Michailos, S., The University of Sheffield
Marxen, A., Institute for Advanced Sustainability Studies e.V. (IASS)
Naims, H., Institute for Advanced Sustainability Studies e.V. (IASS)
Armstrong, K., The University of Sheffield
Styring, P., The University of Sheffield
Carbon capture and utilization (CCU) technologies have shown the potential to reduce environmental impacts and to entail economic advantages as CO2 can replace more expensive conventional carbon feedstocks such as fossil resources.1,2 A market study of 2016 projected a revenue of up to 800 billion US Dollars for CCU products per year through 2030, relating an annual uptake of up to 7 billion tonnes of CO2.3

However, economic advantages are not always guaranteed since CCU technologies face several challenges, for example high energy demands which often lead to increased operational costs. Many economic or financial analyses of identical technologies deviate in their results due to different methods, assumptions or use of data. To enable a fair and comprehensive decision making based on results of economic analyses of CCU technologies guidelines for systematic and standardized techno-economic assessment (TEA) of CCU technologies have been developed.

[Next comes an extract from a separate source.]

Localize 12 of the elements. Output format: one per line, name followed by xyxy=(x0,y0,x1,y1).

TEA is a methodology framework to assess the technical and economic performance of a process, product or service.

Following the standard procedure for Life Cycle Assessment (LCA), the guidelines comprise of the following phases: goal and scope, economic and technical inventory data collection, TEA indicator calculation and the interpretation of results.4 The goal provides the framework for the overall study and CCU specific research, development and deployment questions, the scope defines what aspects are included and how the comparison of CCU technologies with conventional processes is being conducted, the inventory collects all relevant data which is required for the indicator calculation producing the TEA results. The interpretation phase simultaneously evaluates the results from other phases by analyzing the uncertainty and sensitivity. The goal and all interpreted results are summarized in the final reporting.

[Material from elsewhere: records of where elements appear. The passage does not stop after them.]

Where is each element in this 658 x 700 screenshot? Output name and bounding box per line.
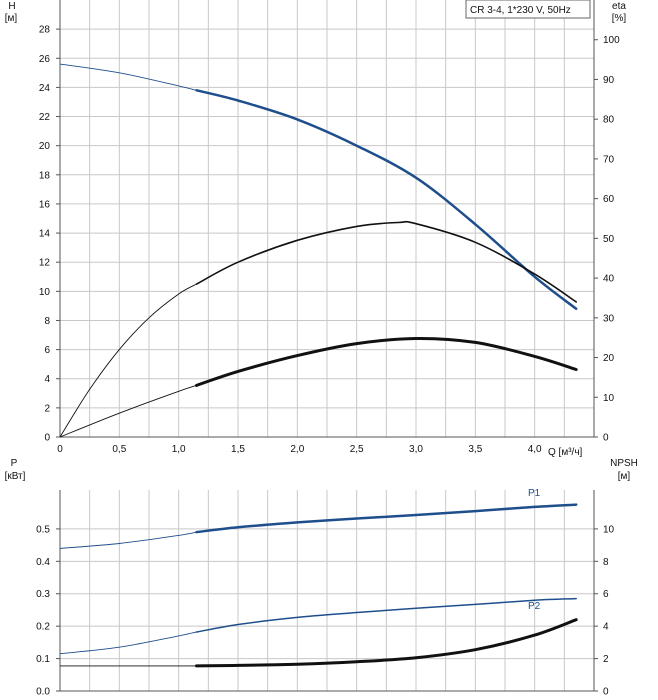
bottom-left-axis-unit: [кВт] xyxy=(5,471,26,482)
left-tick-label: 0.1 xyxy=(36,654,50,665)
bottom-left-axis-title: P xyxy=(11,458,18,469)
right-tick-label: 0 xyxy=(603,433,609,444)
left-tick-label: 0.2 xyxy=(36,622,50,633)
right-tick-label: 40 xyxy=(603,274,615,285)
top-right-axis-unit: [%] xyxy=(612,13,627,24)
right-tick-label: 4 xyxy=(603,622,609,633)
left-tick-label: 0.0 xyxy=(36,687,50,698)
axis-labels: H [м] eta [%] Q [м³/ч] P [кВт] NPSH [м] … xyxy=(5,1,638,612)
left-tick-label: 10 xyxy=(39,287,51,298)
top-left-axis-unit: [м] xyxy=(5,13,18,24)
x-tick-label: 1,5 xyxy=(231,444,245,455)
x-tick-label: 0,5 xyxy=(112,444,126,455)
right-tick-label: 20 xyxy=(603,353,615,364)
left-tick-label: 16 xyxy=(39,199,51,210)
left-tick-label: 0.5 xyxy=(36,524,50,535)
curve-eta_p xyxy=(195,336,578,387)
top-chart-grid: 0246810121416182022242628010203040506070… xyxy=(39,0,620,455)
x-axis-title: Q [м³/ч] xyxy=(548,447,583,458)
left-tick-label: 0.4 xyxy=(36,557,50,568)
left-tick-label: 6 xyxy=(44,345,50,356)
right-tick-label: 10 xyxy=(603,524,615,535)
right-tick-label: 0 xyxy=(603,687,609,698)
p2-curve-label: P2 xyxy=(528,601,541,612)
x-tick-label: 0 xyxy=(57,444,63,455)
right-tick-label: 10 xyxy=(603,393,615,404)
legend-box: CR 3-4, 1*230 V, 50Hz xyxy=(465,0,591,19)
left-tick-label: 22 xyxy=(39,112,51,123)
left-tick-label: 18 xyxy=(39,170,51,181)
curve-eta xyxy=(195,220,577,303)
top-left-axis-title: H xyxy=(8,1,15,12)
left-tick-label: 24 xyxy=(39,83,51,94)
x-tick-label: 4,0 xyxy=(528,444,542,455)
left-tick-label: 4 xyxy=(44,374,50,385)
curve-p2-thin xyxy=(59,631,197,655)
right-tick-label: 50 xyxy=(603,234,615,245)
curve-eta_p-thin xyxy=(59,384,197,438)
left-tick-label: 12 xyxy=(39,258,51,269)
bottom-right-axis-title: NPSH xyxy=(610,458,638,469)
right-tick-label: 60 xyxy=(603,194,615,205)
x-tick-label: 2,0 xyxy=(290,444,304,455)
right-tick-label: 100 xyxy=(603,35,620,46)
x-tick-label: 3,0 xyxy=(409,444,423,455)
p1-curve-label: P1 xyxy=(528,488,541,499)
curve-h-thin xyxy=(59,63,197,91)
left-tick-label: 8 xyxy=(44,316,50,327)
left-tick-label: 28 xyxy=(39,25,51,36)
x-tick-label: 2,5 xyxy=(350,444,364,455)
right-tick-label: 6 xyxy=(603,589,609,600)
x-tick-label: 3,5 xyxy=(468,444,482,455)
right-tick-label: 30 xyxy=(603,313,615,324)
right-tick-label: 8 xyxy=(603,557,609,568)
x-tick-label: 1,0 xyxy=(172,444,186,455)
left-tick-label: 0.3 xyxy=(36,589,50,600)
left-tick-label: 14 xyxy=(39,229,51,240)
right-tick-label: 2 xyxy=(603,654,609,665)
top-right-axis-title: eta xyxy=(612,1,626,12)
curve-npsh xyxy=(195,618,578,668)
bottom-right-axis-unit: [м] xyxy=(618,471,631,482)
curve-eta-thin xyxy=(59,283,197,438)
left-tick-label: 0 xyxy=(44,433,50,444)
left-tick-label: 20 xyxy=(39,141,51,152)
right-tick-label: 90 xyxy=(603,75,615,86)
curve-p1-thin xyxy=(59,531,197,549)
left-tick-label: 2 xyxy=(44,403,50,414)
left-tick-label: 26 xyxy=(39,54,51,65)
right-tick-label: 70 xyxy=(603,154,615,165)
legend-box-text: CR 3-4, 1*230 V, 50Hz xyxy=(470,5,571,16)
curve-p1 xyxy=(195,503,578,534)
right-tick-label: 80 xyxy=(603,115,615,126)
curves xyxy=(59,63,578,668)
curve-p2 xyxy=(195,597,577,633)
bottom-chart-grid: 0.0 0.1 0.2 0.3 0.4 0.5 0 2 4 6 8 10 xyxy=(36,490,615,698)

TEA results will be integrated with LCA results, since decision making often is dependent on economic as well as ecologic aspects of CCU technologies. In all phases, CCU specific challenges will be addressed and guidance how to address these challenges will be given. The application of the guidelines will be demonstrated with three case studies from different CCU fields: chemicals, fuels and minerals.


We acknowledge the financial support from CO2 Sciences and EIT Climate KIC.

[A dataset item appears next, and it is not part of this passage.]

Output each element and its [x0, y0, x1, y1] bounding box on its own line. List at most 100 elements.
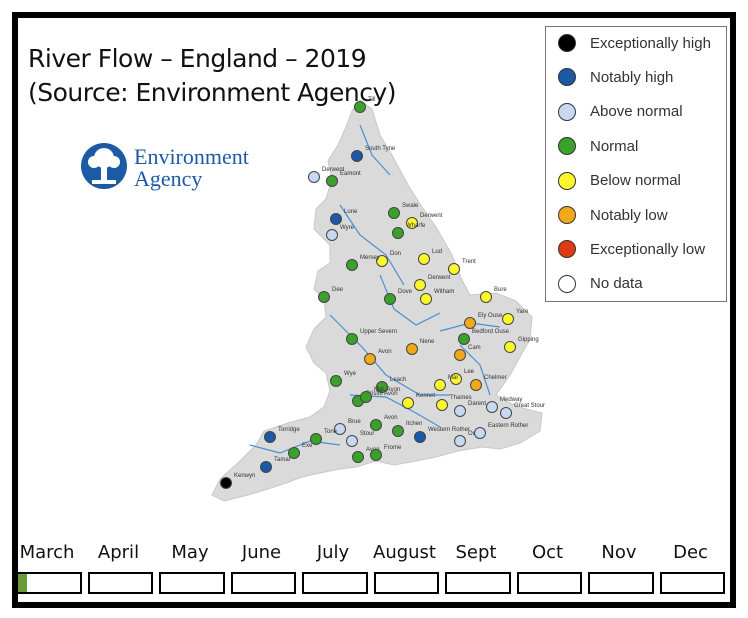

[1] A. W. Zimmermann, M. Kant, T. Strunge, E. Tzimas, W. Leitner, W. Arlt, P. Styring, K. Arning, M. Ziefle, R. Meys, A. Kätelhön, A. Bardow, A. Castillo Castillo, N. Flanders, S. Marinić, and S.-P. Mechnig, CO2 Utilisation Today: Report 2017.

[2] P. Styring, E. A. Quadrelli, and K. Armstrong, Carbon Dioxide Utilisation. Elsevier Science, 2015.

[3] CO2 Sciences and The Global CO2 Initiative, “Global Roadmap for Implementing CO2 Utilization,” 2016.

[4] European Commission - Joint Research Centre, ILCD Handbook - General guide for Life Cycle Assessment - Detailed guidance. Luxembourg, 2010.